In focus

Parts of the internet are disappearing around us – and they might be lost forever

We see the internet as storing vast swathes of information forever – but parts of it are under more threat than we realise, writes Andrew Griffin

Monday 27 May 2024 10:46 BST
Comments
Billions of sites have already disappeared from the web
Billions of sites have already disappeared from the web (Reuters)

The Internet Archive – the most capacious library ever made – is home to 835 billion webpages. A single backup of its library collection requires more than 145 petabytes of space.

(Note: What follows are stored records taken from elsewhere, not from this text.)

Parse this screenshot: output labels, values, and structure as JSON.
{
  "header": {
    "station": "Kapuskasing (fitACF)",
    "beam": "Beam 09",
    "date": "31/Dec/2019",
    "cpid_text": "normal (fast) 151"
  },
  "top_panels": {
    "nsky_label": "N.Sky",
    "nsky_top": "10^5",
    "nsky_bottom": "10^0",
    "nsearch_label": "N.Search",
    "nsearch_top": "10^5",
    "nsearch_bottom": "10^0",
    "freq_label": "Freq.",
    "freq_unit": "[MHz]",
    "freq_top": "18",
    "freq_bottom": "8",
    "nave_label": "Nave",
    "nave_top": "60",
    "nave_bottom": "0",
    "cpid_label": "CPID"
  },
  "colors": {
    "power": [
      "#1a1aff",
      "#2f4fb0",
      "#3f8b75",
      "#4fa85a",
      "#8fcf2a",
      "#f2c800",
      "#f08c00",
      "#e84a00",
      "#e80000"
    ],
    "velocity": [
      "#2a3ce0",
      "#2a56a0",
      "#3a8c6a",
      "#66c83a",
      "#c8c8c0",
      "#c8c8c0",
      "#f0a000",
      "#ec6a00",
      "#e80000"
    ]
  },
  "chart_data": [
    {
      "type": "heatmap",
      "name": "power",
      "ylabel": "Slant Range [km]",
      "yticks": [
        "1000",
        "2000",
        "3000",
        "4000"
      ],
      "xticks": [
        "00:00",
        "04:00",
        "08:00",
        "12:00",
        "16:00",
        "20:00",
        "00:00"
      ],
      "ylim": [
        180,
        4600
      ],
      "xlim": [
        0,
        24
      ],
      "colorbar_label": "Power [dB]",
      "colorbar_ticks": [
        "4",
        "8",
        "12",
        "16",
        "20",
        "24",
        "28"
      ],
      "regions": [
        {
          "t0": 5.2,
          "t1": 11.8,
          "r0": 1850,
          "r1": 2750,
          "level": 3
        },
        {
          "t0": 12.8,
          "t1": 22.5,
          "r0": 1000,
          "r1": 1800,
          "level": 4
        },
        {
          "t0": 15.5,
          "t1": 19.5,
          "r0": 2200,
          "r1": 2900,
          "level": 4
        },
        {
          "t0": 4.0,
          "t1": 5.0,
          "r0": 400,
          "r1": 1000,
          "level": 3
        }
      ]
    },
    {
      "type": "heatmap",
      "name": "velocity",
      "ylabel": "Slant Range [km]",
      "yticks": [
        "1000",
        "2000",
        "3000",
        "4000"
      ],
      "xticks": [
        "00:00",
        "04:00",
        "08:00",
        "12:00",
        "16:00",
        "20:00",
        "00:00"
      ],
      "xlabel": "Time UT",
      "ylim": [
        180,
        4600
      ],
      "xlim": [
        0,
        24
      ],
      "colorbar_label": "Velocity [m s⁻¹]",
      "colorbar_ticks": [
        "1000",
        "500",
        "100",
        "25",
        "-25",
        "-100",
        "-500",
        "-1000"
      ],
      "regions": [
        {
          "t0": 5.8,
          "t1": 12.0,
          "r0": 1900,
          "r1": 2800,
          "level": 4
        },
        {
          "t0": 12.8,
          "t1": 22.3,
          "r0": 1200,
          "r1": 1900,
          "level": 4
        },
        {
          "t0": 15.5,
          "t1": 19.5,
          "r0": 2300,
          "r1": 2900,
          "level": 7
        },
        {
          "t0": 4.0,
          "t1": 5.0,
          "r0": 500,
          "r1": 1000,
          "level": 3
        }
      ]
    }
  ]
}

By comparison, the world’s largest physical library is the US Library of Congress, and is home to about 175 million items, according to Guinness World Records.

And yet even as the world generates more data than ever, much of it is falling away. Some 38 per cent of webpages that existed in 2013 are no longer there, according to new research from the Pew Research Center, and even 8 per cent of those that existed in 2023 are now gone.

Increasingly, the web is made up of content that is being both produced and consumed by automated systems: a report last month from cybersecurity company Imperva said that almost exactly half of all internet traffic came from bots.

“As a lifelong lover of the web, it’s hard not to feel a little hopeless right now,” wrote software engineer and writer Molly White in a piece published earlier this month. She catalogued a host of problems: search engines that are now filled with “auto-generated nothingness”, social networks with algorithms that “encourage sameness, vapid engagement farming and rage bait while stifling creativity”, and much else besides.

This can lead to a kind of nostalgia for an earlier version of the internet, she noted. Some of that is the usual banal yearning for youth that afflicts everyone who ages. But some significant part of it is a recognition that the internet has changed fundamentally, and become less of a fun place to be.

The version of the internet that we want to return to may no longer be there, however. The historic web needs upkeep, which does not always happen.

Some 54 per cent of Wikipedia pages include a link in their references section to a page that no longer exists, that same Pew Research Center study found. Government and news pages likewise tend to point to pages that have disappeared.

Sometimes that happens because sites are moved wholesale, breaking the links to them. Other times, pages and servers may be disconnected either on purpose or because they are neglected and fall into disuse.

On social networks, the effect is even more dramatic. Almost one in five tweets disappear within months, for the most part, because the accounts that posted them were removed. That might be important for content moderation or privacy but it is also another way that the web disappears.

The web is not just a metaphor; like one spun by a spider, links disappearing may shake the whole thing, in other seemingly unconnected ways. A tweet may disappear from an article; an article’s link may disappear from Wikipedia’s reference page. The internet has been built to depend on itself, and so a relatively small number of disappearances can ripple right across it.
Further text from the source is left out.